Rozwód Madonny i Guy'a Ritchie to już fakt. Ich małżeństwo rozpadło się po ośmiu latach w atmosferze skandalu i prania brudów w prasie. Teraz przyszedł czas na podział majątku – podobno bardzo bolesny dla obojga.
Guy został z dwudziestoma milionami w gotówce i nieruchomościami wartymi o wiele, wiele więcej. Reżyser filmowy dostanie między innymi wiejską posiadłość i ich wspólny pub w Londynie. W dodatku stanie się jedynym w właścicielem rodzinnego domu w Marylebone - willi z dziesięcioma sypialniami oraz dwóch wiejskich domków. Łącznie po rozwodzie mąż Madonny wzbogaci się o 60 milionów dolarów.
Madonna zostawi sobie domy w Nowym Jorku i Los Angeles, a pozostała część jej 300 milionowej fortuny nie ucierpi dramatycznie, ponieważ większość majątku Guy otrzymał w nieruchomościach.

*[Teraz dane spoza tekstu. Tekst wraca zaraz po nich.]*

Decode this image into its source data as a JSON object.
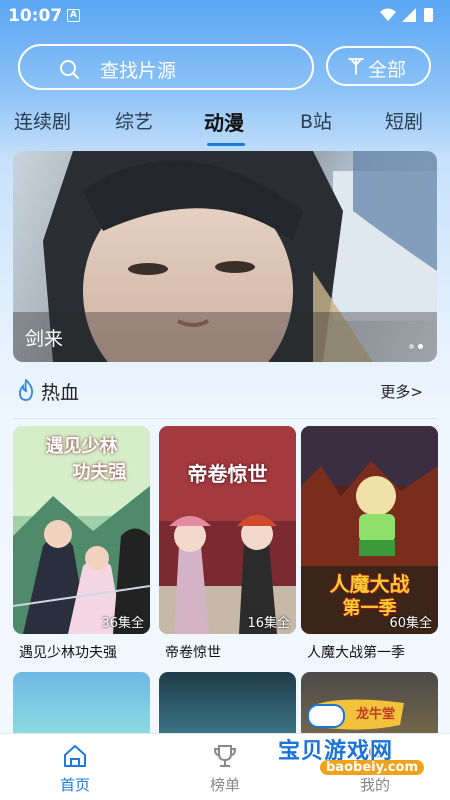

Ciekawe rzeczy o planach Ritchie opowiadają jego znajomi. Mąż Madonny po latach posuchy ma bowiem tylko jedno marzenie... uprawiać dużo seksu:
Guy zawsze bardzo podobał się kobietom. Podrywały go i rzucały się na niego w trakcie trwania jego małżeństwa, ale on zawsze był wierny. Teraz koniec z tym. Ma zamiar dobrze się bawić i uprawiać jak najwięcej seksu. Brakowało mu tego od dawna.